The social determinants of health that I face are a lot different than what the people in the community of El Porvenir face. Thinking about the privileges that I have, it's important that I'm not holding that over people or focusing on my privilege as a success. Thinking about my future career, I definitely want to use my Spanish and I know that my Community and Global Health major is definitely the right fit for me. I want to serve in other countries or other cities in the United States where there are a lot of underserved people who don't have a voice.

Madison (left, standing) learned how to lay bricks from a contractor on her first day in Honduras. The group was building walls for a patio they constructed on the back of a school to provide shade for students.

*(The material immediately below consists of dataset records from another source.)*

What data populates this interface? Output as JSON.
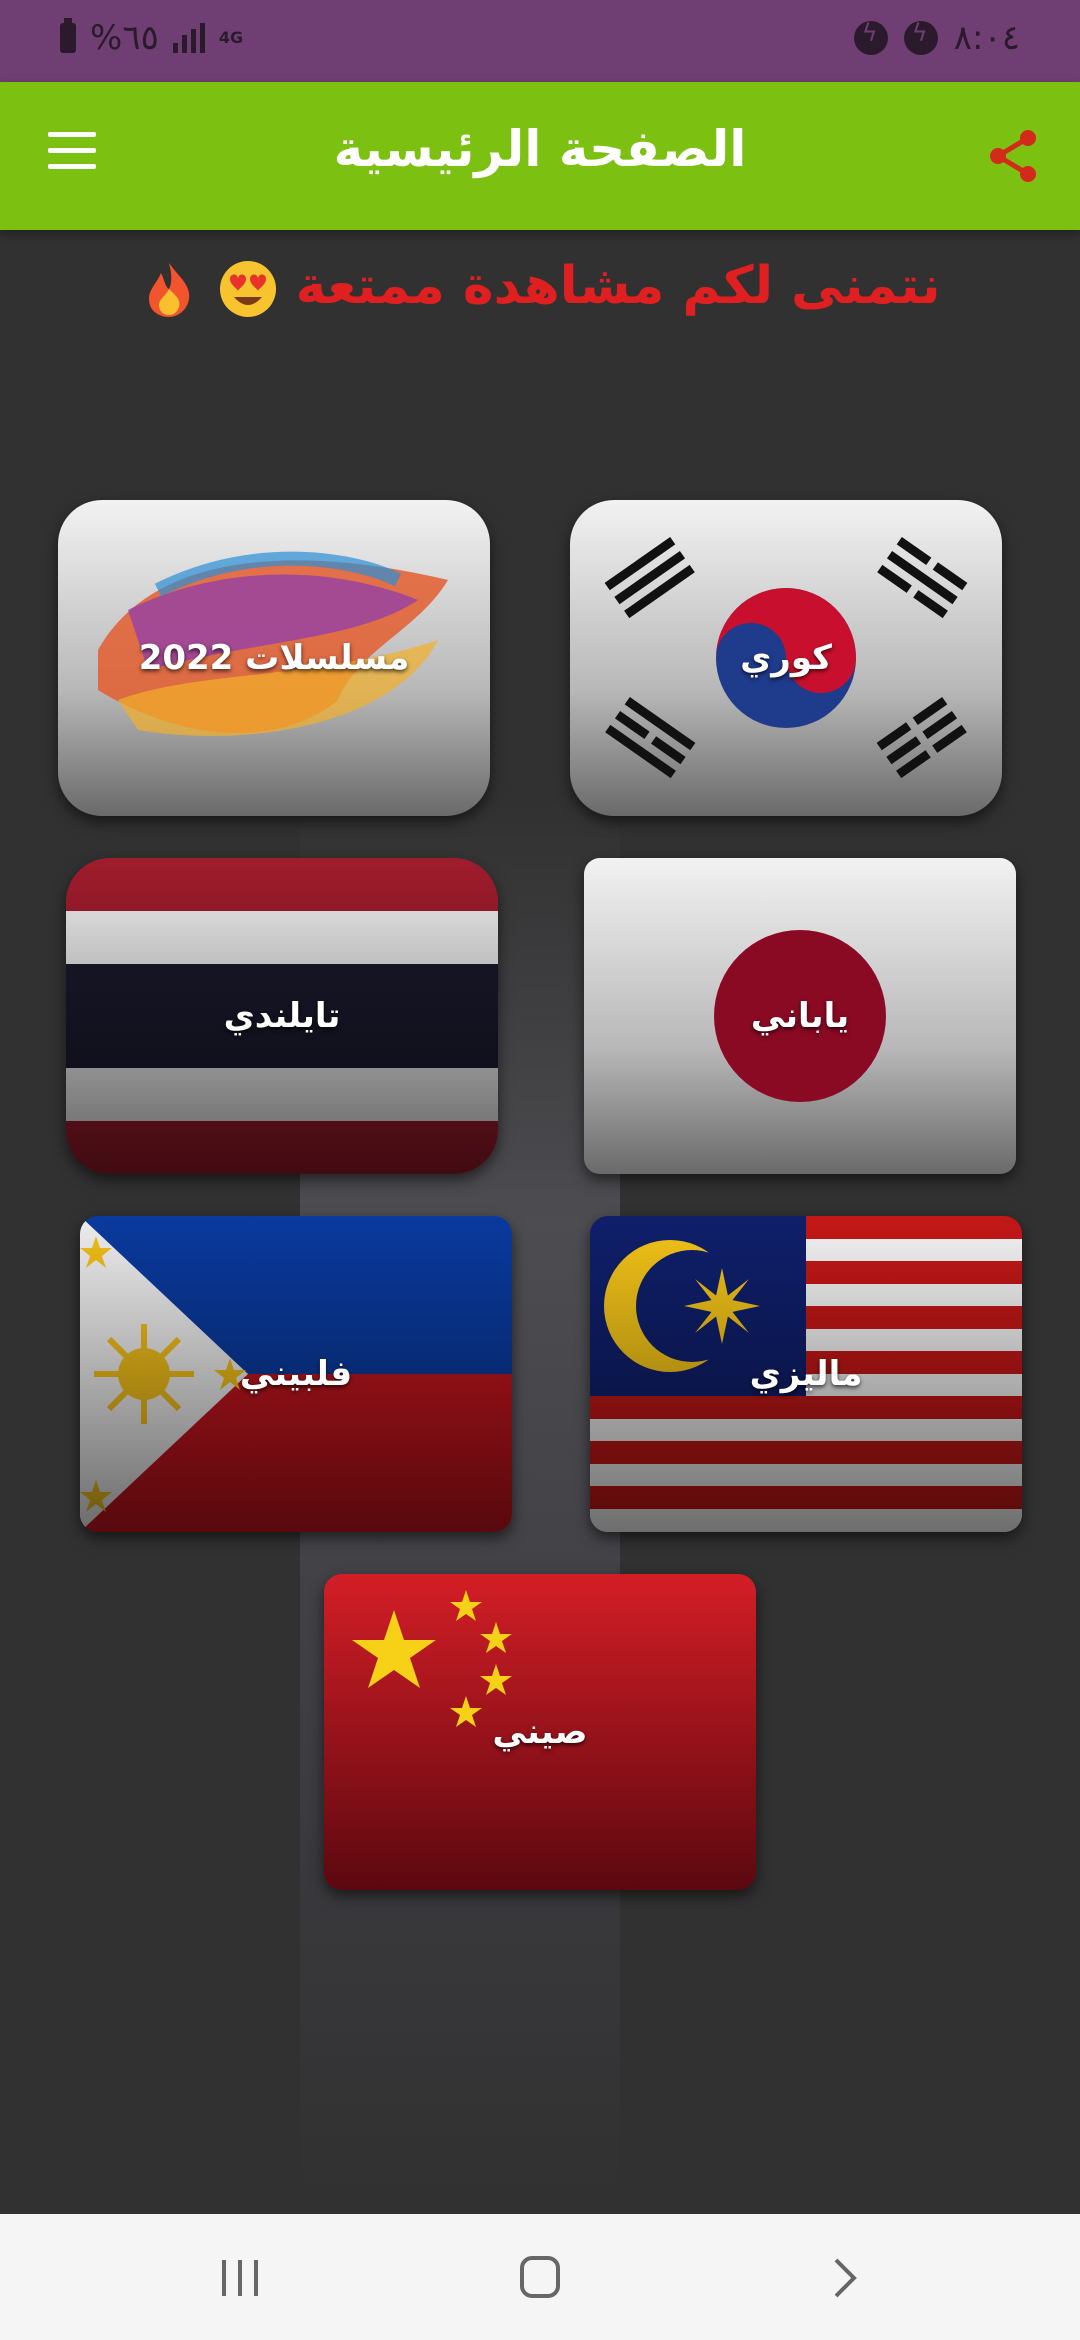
{
  "status_bar": {
    "battery": "%٦٥",
    "network": "4G",
    "time": "٨:٠٤",
    "icons": [
      "battery-icon",
      "signal-icon",
      "messenger-icon",
      "messenger-icon"
    ]
  },
  "app_bar": {
    "title": "الصفحة الرئيسية",
    "menu_icon": "menu-icon",
    "share_icon": "share-icon",
    "color": "#7cc111"
  },
  "greeting": {
    "text": "نتمنى لكم مشاهدة ممتعة",
    "emojis": [
      "heart-eyes-emoji",
      "fire-emoji"
    ],
    "color": "#e02020"
  },
  "categories": [
    {
      "label": "كوري",
      "flag": "south-korea"
    },
    {
      "label": "مسلسلات 2022",
      "flag": "2022"
    },
    {
      "label": "ياباني",
      "flag": "japan"
    },
    {
      "label": "تايلندي",
      "flag": "thailand"
    },
    {
      "label": "ماليزي",
      "flag": "malaysia"
    },
    {
      "label": "فلبيني",
      "flag": "philippines"
    },
    {
      "label": "صيني",
      "flag": "china"
    }
  ],
  "nav_bar": {
    "icons": [
      "recent-apps-icon",
      "home-icon",
      "back-icon"
    ]
  }
}
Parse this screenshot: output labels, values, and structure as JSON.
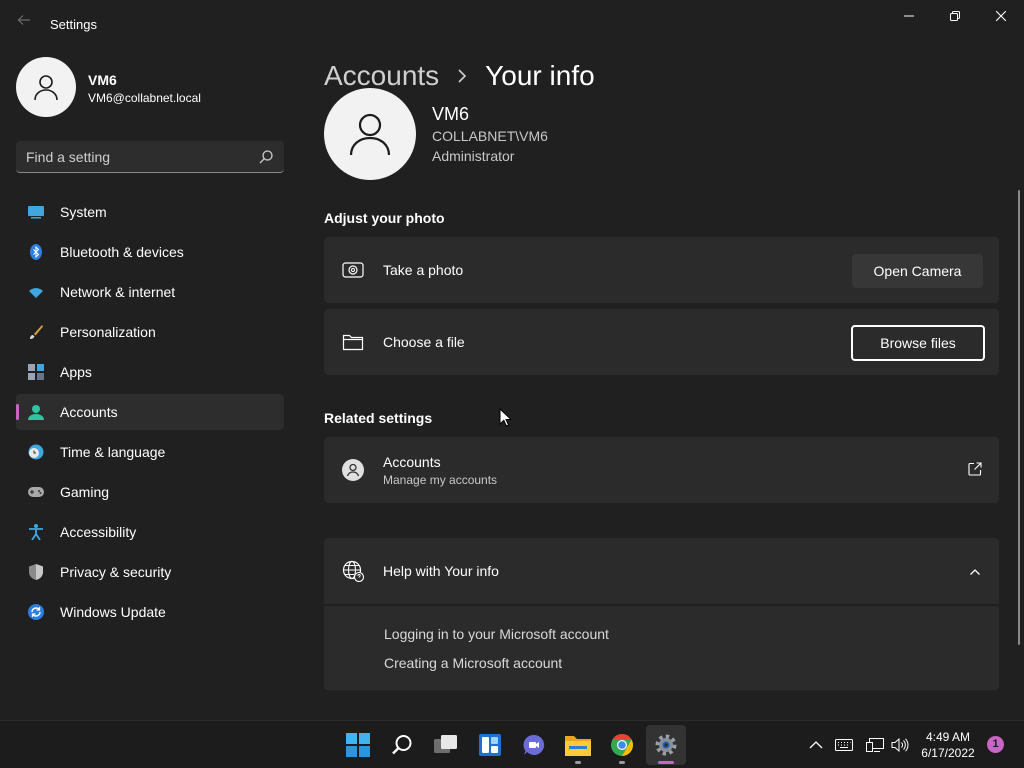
{
  "window": {
    "title": "Settings",
    "back_icon": "back-arrow-icon",
    "minimize_icon": "minimize-icon",
    "maximize_icon": "restore-icon",
    "close_icon": "close-icon"
  },
  "sidebar": {
    "profile": {
      "name": "VM6",
      "email": "VM6@collabnet.local",
      "avatar_icon": "user-avatar-icon"
    },
    "search": {
      "placeholder": "Find a setting",
      "value": "",
      "icon": "search-icon"
    },
    "items": [
      {
        "label": "System",
        "icon": "system-icon",
        "active": false
      },
      {
        "label": "Bluetooth & devices",
        "icon": "bluetooth-icon",
        "active": false
      },
      {
        "label": "Network & internet",
        "icon": "wifi-icon",
        "active": false
      },
      {
        "label": "Personalization",
        "icon": "brush-icon",
        "active": false
      },
      {
        "label": "Apps",
        "icon": "apps-icon",
        "active": false
      },
      {
        "label": "Accounts",
        "icon": "accounts-icon",
        "active": true
      },
      {
        "label": "Time & language",
        "icon": "clock-globe-icon",
        "active": false
      },
      {
        "label": "Gaming",
        "icon": "gamepad-icon",
        "active": false
      },
      {
        "label": "Accessibility",
        "icon": "accessibility-icon",
        "active": false
      },
      {
        "label": "Privacy & security",
        "icon": "shield-icon",
        "active": false
      },
      {
        "label": "Windows Update",
        "icon": "update-icon",
        "active": false
      }
    ]
  },
  "main": {
    "breadcrumb": {
      "parent": "Accounts",
      "current": "Your info"
    },
    "user": {
      "name": "VM6",
      "domain": "COLLABNET\\VM6",
      "role": "Administrator"
    },
    "adjust_photo": {
      "title": "Adjust your photo",
      "take_photo": {
        "label": "Take a photo",
        "icon": "camera-icon",
        "button": "Open Camera"
      },
      "choose_file": {
        "label": "Choose a file",
        "icon": "folder-icon",
        "button": "Browse files"
      }
    },
    "related": {
      "title": "Related settings",
      "accounts": {
        "label": "Accounts",
        "sublabel": "Manage my accounts",
        "icon": "person-circle-icon",
        "action_icon": "external-link-icon"
      }
    },
    "help": {
      "title": "Help with Your info",
      "icon": "globe-help-icon",
      "toggle_icon": "chevron-up-icon",
      "links": [
        "Logging in to your Microsoft account",
        "Creating a Microsoft account"
      ]
    }
  },
  "taskbar": {
    "apps": [
      "windows-start-icon",
      "search-icon",
      "task-view-icon",
      "widgets-icon",
      "teams-chat-icon",
      "file-explorer-icon",
      "chrome-icon",
      "settings-gear-icon"
    ],
    "tray": [
      "chevron-up-icon",
      "keyboard-icon",
      "network-icon",
      "volume-icon"
    ],
    "time": "4:49 AM",
    "date": "6/17/2022",
    "notifications": "1"
  },
  "colors": {
    "accent": "#c865c5",
    "background": "#202020",
    "card": "#2b2b2b"
  }
}
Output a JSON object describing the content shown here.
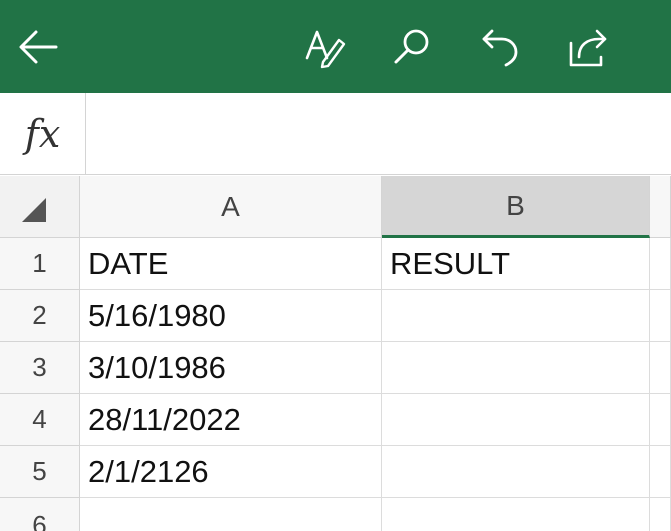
{
  "colors": {
    "toolbar": "#217346",
    "selected_header": "#d6d6d6",
    "accent": "#217346"
  },
  "toolbar": {
    "back_icon": "arrow-left-icon",
    "format_icon": "text-format-pen-icon",
    "search_icon": "search-icon",
    "undo_icon": "undo-icon",
    "share_icon": "share-icon"
  },
  "formula_bar": {
    "label": "fx",
    "value": ""
  },
  "sheet": {
    "columns": [
      "A",
      "B"
    ],
    "selected_column": "B",
    "rows": [
      {
        "num": "1",
        "A": "DATE",
        "B": "RESULT"
      },
      {
        "num": "2",
        "A": "5/16/1980",
        "B": ""
      },
      {
        "num": "3",
        "A": "3/10/1986",
        "B": ""
      },
      {
        "num": "4",
        "A": "28/11/2022",
        "B": ""
      },
      {
        "num": "5",
        "A": "2/1/2126",
        "B": ""
      },
      {
        "num": "6",
        "A": "",
        "B": ""
      }
    ]
  }
}
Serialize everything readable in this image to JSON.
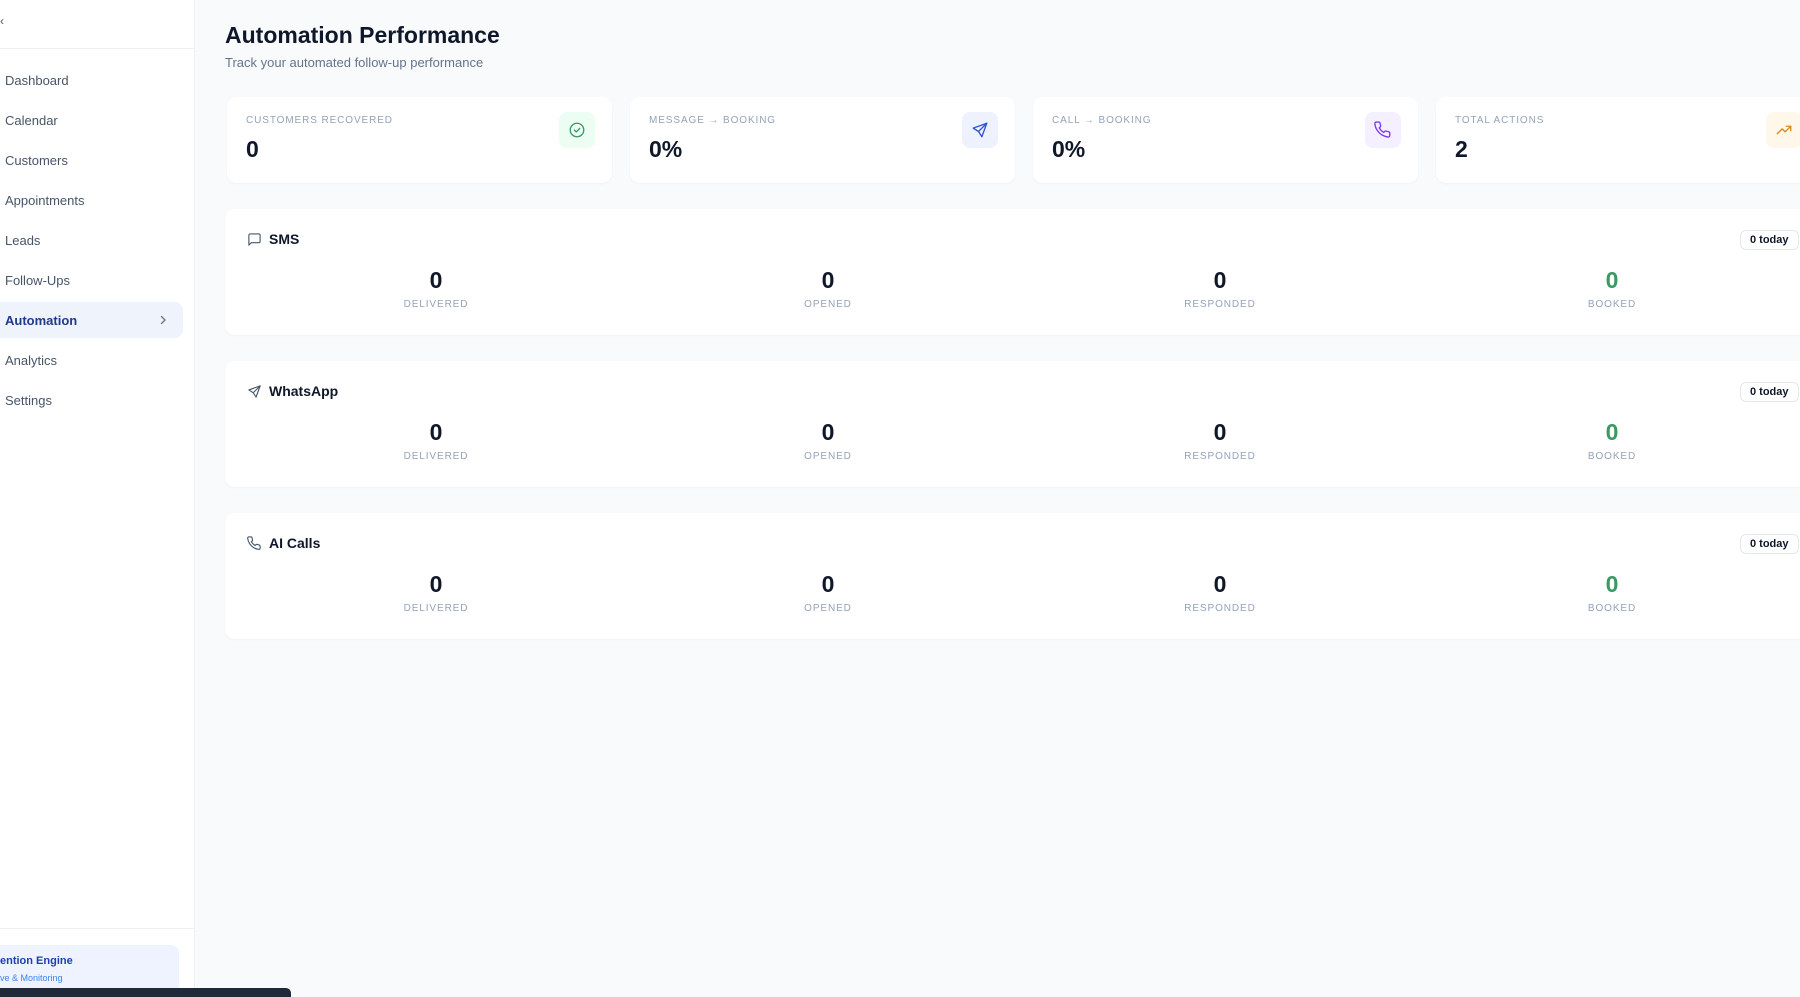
{
  "sidebar": {
    "brand_glyph": "‹",
    "items": [
      {
        "label": "Dashboard"
      },
      {
        "label": "Calendar"
      },
      {
        "label": "Customers"
      },
      {
        "label": "Appointments"
      },
      {
        "label": "Leads"
      },
      {
        "label": "Follow-Ups"
      },
      {
        "label": "Automation",
        "active": true
      },
      {
        "label": "Analytics"
      },
      {
        "label": "Settings"
      }
    ],
    "engine": {
      "title": "ention Engine",
      "subtitle": "ve & Monitoring"
    }
  },
  "header": {
    "title": "Automation Performance",
    "subtitle": "Track your automated follow-up performance"
  },
  "stats": [
    {
      "label": "CUSTOMERS RECOVERED",
      "value": "0",
      "icon": "check-circle-icon",
      "icon_bg": "#ecfdf3",
      "icon_color": "#3b9a62"
    },
    {
      "label": "MESSAGE → BOOKING",
      "value": "0%",
      "icon": "send-icon",
      "icon_bg": "#eef2ff",
      "icon_color": "#2f55d4"
    },
    {
      "label": "CALL → BOOKING",
      "value": "0%",
      "icon": "phone-icon",
      "icon_bg": "#f5f0ff",
      "icon_color": "#7c3aed"
    },
    {
      "label": "TOTAL ACTIONS",
      "value": "2",
      "icon": "trending-up-icon",
      "icon_bg": "#fff7ea",
      "icon_color": "#d98a1c"
    }
  ],
  "channels": [
    {
      "name": "SMS",
      "icon": "message-square-icon",
      "badge": "0 today",
      "metrics": [
        {
          "label": "DELIVERED",
          "value": "0"
        },
        {
          "label": "OPENED",
          "value": "0"
        },
        {
          "label": "RESPONDED",
          "value": "0"
        },
        {
          "label": "BOOKED",
          "value": "0"
        }
      ]
    },
    {
      "name": "WhatsApp",
      "icon": "send-icon",
      "badge": "0 today",
      "metrics": [
        {
          "label": "DELIVERED",
          "value": "0"
        },
        {
          "label": "OPENED",
          "value": "0"
        },
        {
          "label": "RESPONDED",
          "value": "0"
        },
        {
          "label": "BOOKED",
          "value": "0"
        }
      ]
    },
    {
      "name": "AI Calls",
      "icon": "phone-icon",
      "badge": "0 today",
      "metrics": [
        {
          "label": "DELIVERED",
          "value": "0"
        },
        {
          "label": "OPENED",
          "value": "0"
        },
        {
          "label": "RESPONDED",
          "value": "0"
        },
        {
          "label": "BOOKED",
          "value": "0"
        }
      ]
    }
  ],
  "colors": {
    "accent": "#1e3a8a",
    "booked": "#3b9a62"
  }
}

Madison (right) and a fellow volunteer applying cement in preparation of laying bricks to school patio.

Volunteers mixed cement by hand, adding sand and water gradually and turning it over with shovels while walking in a tight circle.

One of the projects Madison and her fellow volunteers worked on was building a patio and roof to the back of this school. This is a before picture, when the school was prone to heat, fire ants, and flooding.

This shot was taken after the patio and roof were added to the back of the school by Madison and her fellow volunteers.

The completion of the project on the back of the school gave students, teachers and volunteers a shaded and protected spot.

The volunteers also built a new walkway leading up to the school to give protection from fire ants.

Madison and her fellow volunteers worked on a bano (an outhouse of sorts) that a local family had started. This shows the beginning of the project. The father and son had dug a 14-foot trench and lined it with rocks.

The volunteers were able to complete the bano by building the structure and plumbing. The bano provides a more sanitary way for the family and their community to dispose of waste.

Madison (center in stripes) traveled to El Porvenir, Honduras with the Rotaract chapter from the University of Michigan.